Go China!

27 04 2009

That’s right, I’m rooting for the Chinese. In what, and why? Well, let’s start at the beginning.

On July 16th, 1945, the Trinity test was conducted. America was the first and only country to master the most devastating weapon humanity had ever seen.

When 1949 dawned, we were secure in the knowledge that the Russians would not have the bomb for at least 3 more years. We were rather shocked (not to mention terrified), therefore, when later that year the Russians detonated their own nuclear bomb. We were ahead of them and could blame it on spies, however, so all that came of it was the Red Scare, rather than a period of national introspection.

Then, in 1957, the event which I consider to be, symbolically if not practically, the most important event in human history to date took place. I’m referring, of course, to Sputnik’s launch. This time, America had no response. We were still a long way from space, and so this time we looked at ourselves and realized that we were simply not prepared to compete.
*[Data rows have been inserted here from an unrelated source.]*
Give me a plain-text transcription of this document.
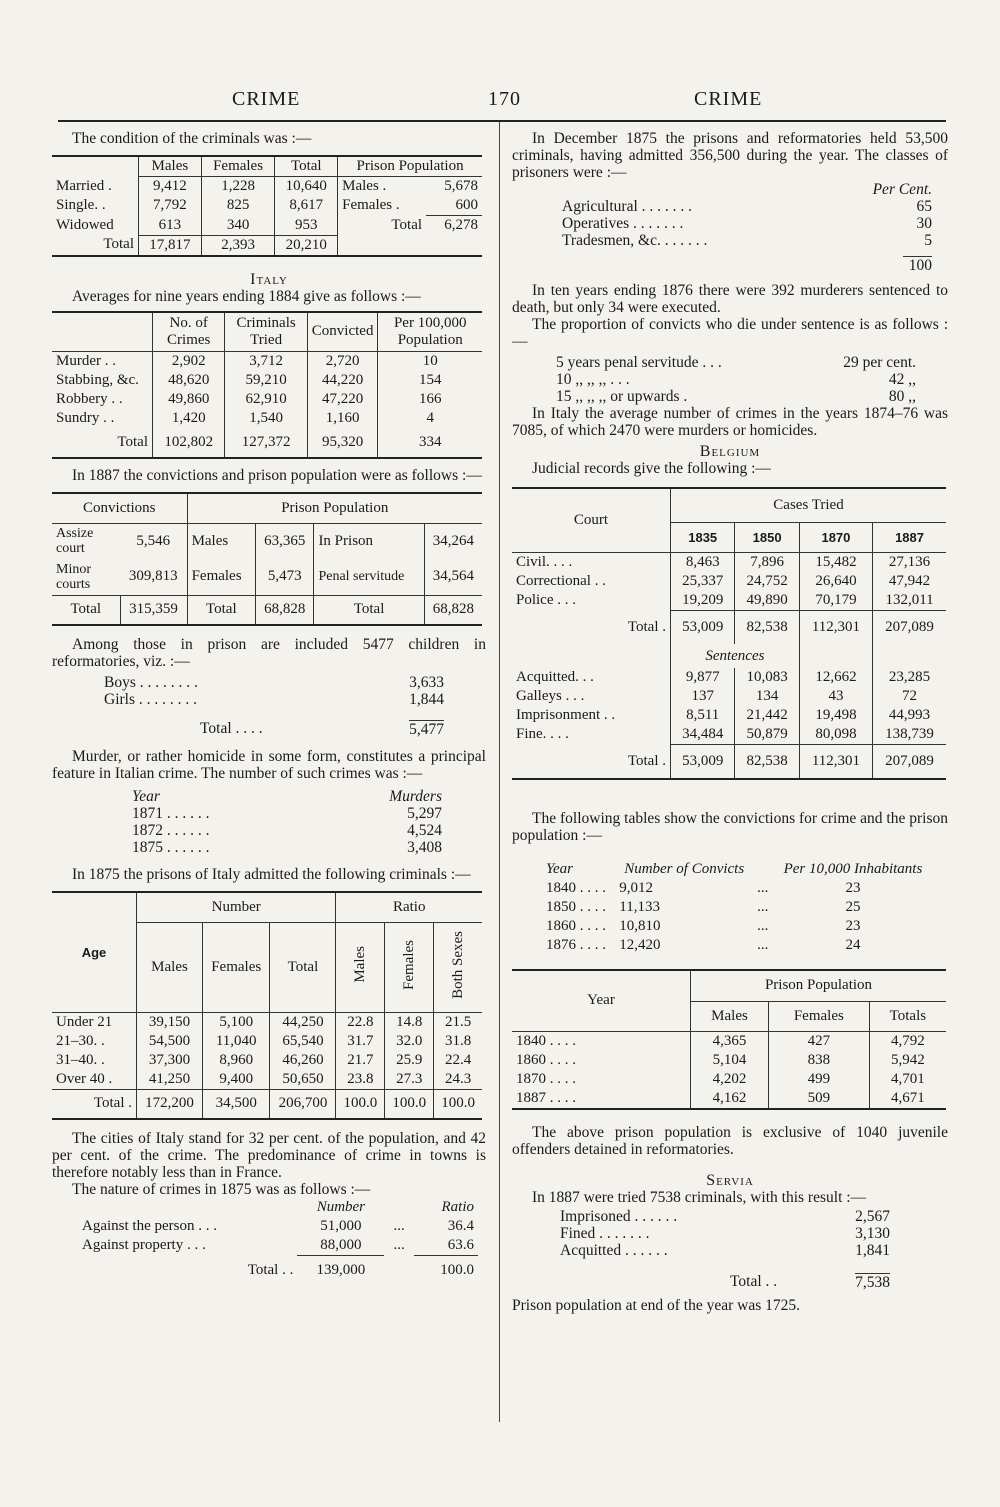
CRIME	170	CRIME

The condition of the criminals was :—

	Males	Females	Total	Prison Population	
Married .	9,412	1,228	10,640	Males .	5,678
Single. .	7,792	825	8,617	Females .	600
Widowed	613	340	953	Total	6,278
Total	17,817	2,393	20,210		
Italy

Averages for nine years ending 1884 give as follows :—

	No. of Crimes	Criminals Tried	Convicted	Per 100,000 Population
Murder . .	2,902	3,712	2,720	10
Stabbing, &c.	48,620	59,210	44,220	154
Robbery . .	49,860	62,910	47,220	166
Sundry . .	1,420	1,540	1,160	4
Total	102,802	127,372	95,320	334

In 1887 the convictions and prison population were as follows :—

Convictions		Prison Population			
Assize court	5,546	Males	63,365	In Prison	34,264
Minor courts	309,813	Females	5,473	Penal servitude	34,564
Total	315,359	Total	68,828	Total	68,828

Among those in prison are included 5477 children in reformatories, viz. :—

Boys . . . . . . . .	3,633
Girls . . . . . . . .	1,844
Total . . . .	5,477

Murder, or rather homicide in some form, constitutes a principal feature in Italian crime. The number of such crimes was :—

Year	Murders
1871 . . . . . .	5,297
1872 . . . . . .	4,524
1875 . . . . . .	3,408

In 1875 the prisons of Italy admitted the following criminals :—

Age	Number			Ratio		
	Males	Females	Total	Males	Females	Both Sexes
Under 21	39,150	5,100	44,250	22.8	14.8	21.5
21–30. .	54,500	11,040	65,540	31.7	32.0	31.8
31–40. .	37,300	8,960	46,260	21.7	25.9	22.4
Over 40 .	41,250	9,400	50,650	23.8	27.3	24.3
Total .	172,200	34,500	206,700	100.0	100.0	100.0

The cities of Italy stand for 32 per cent. of the population, and 42 per cent. of the crime. The predominance of crime in towns is therefore notably less than in France.

The nature of crimes in 1875 was as follows :—

	Number		Ratio
Against the person . . .	51,000	...	36.4
Against property . . .	88,000	...	63.6
Total . .	139,000		100.0

In December 1875 the prisons and reformatories held 53,500 criminals, having admitted 356,500 during the year. The classes of prisoners were :—

Per Cent.
Agricultural . . . . . . .	65
Operatives . . . . . . .	30
Tradesmen, &c. . . . . . .	5
100

In ten years ending 1876 there were 392 murderers sentenced to death, but only 34 were executed.

The proportion of convicts who die under sentence is as follows :—

5 years penal servitude . . .	29 per cent.
10 ,, ,, ,, . . .	42 ,,
15 ,, ,, ,, or upwards .	80 ,,

In Italy the average number of crimes in the years 1874–76 was 7085, of which 2470 were murders or homicides.

Belgium

Judicial records give the following :—

Court	Cases Tried			
	1835	1850	1870	1887
Civil. . . .	8,463	7,896	15,482	27,136
Correctional . .	25,337	24,752	26,640	47,942
Police . . .	19,209	49,890	70,179	132,011
Total .	53,009	82,538	112,301	207,089
	Sentences			
Acquitted. . .	9,877	10,083	12,662	23,285
Galleys . . .	137	134	43	72
Imprisonment . .	8,511	21,442	19,498	44,993
Fine. . . .	34,484	50,879	80,098	138,739
Total .	53,009	82,538	112,301	207,089

The following tables show the convictions for crime and the prison population :—

Year	Number of Convicts		Per 10,000 Inhabitants
1840 . . . .	9,012	...	23
1850 . . . .	11,133	...	25
1860 . . . .	10,810	...	23
1876 . . . .	12,420	...	24
Year	Prison Population		
	Males	Females	Totals
1840 . . . .	4,365	427	4,792
1860 . . . .	5,104	838	5,942
1870 . . . .	4,202	499	4,701
1887 . . . .	4,162	509	4,671

The above prison population is exclusive of 1040 juvenile offenders detained in reformatories.

Servia

In 1887 were tried 7538 criminals, with this result :—

Imprisoned . . . . . .	2,567
Fined . . . . . . .	3,130
Acquitted . . . . . .	1,841
Total . .	7,538

Prison population at end of the year was 1725.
Our response was to launch a massive research and education program. Sputnik brought about a fundamental rethinking of United States STEM education, especially science and math programs in public schools. Excellence, it was realized, mattered. Science and math programs received huge amounts of funding and attention, and were reformed to truly provide a solid science and mathematics education. Post Sputnik programs weren’t perfect (funding was often pulled from other subjects, most of which also matter), but they were important, and they generally worked.


US education is a mess. Science isn’t really taught in schools, facts are. The scientific method is, ironically, taught by memorization, and as if it were a rigid, restrictive, tidy structure. Math, when it isn’t paced far too slowly, often skims over important fundamental concepts. English destroys rather than fosters a love of reading, and where it could be used to teach intelligent insight and thought, is instead turned into a postmodern playground. History is taught as dates, names, and bits of legislation. Analysis of it and application of it is mediocre at best.

That brings us to China. They are going to be the next superpower, and pretty soon will be our biggest scientific and economic rival. I’m hoping desparately that they will give us another Sputnik moment, whether it be with nanotech, genetics, or anything else. Anything less than another Sputnik, I think, won’t be enough to drive America to fix our education system, a fix that we are in dire need of before we fall too far behind to catch back up.




One response

28 04 2009
Albert Ip

Unfortunately that Sputnik impact won’t come from China. China is huge, consists of about 1/4 of world population with many citizens still living below or near the poverty line. So its progress will be slowly yet steadily.

Chinese have traditionally value education. I am commenting as a Chinese Australian. We put our money towards the education of our kids willingly with high priority. We have also high expectation on our children as well.

Today, although the University education rate is still low compared with most developed economy, the *number* of graduates is higher than almost any country, just because of the size of the population!

By the time the world realised China has overtaken the developed world, China will have a momentum almost unstoppable. To prepare children from the developed countries for the coming century, we need to rethink the whole education system again, especially in light of the readily availability of information. Many traditional roles (e.g. information gateway) have become insignificant! The whole nature of work will be very different too. Our children’s occupations have not been invented yet.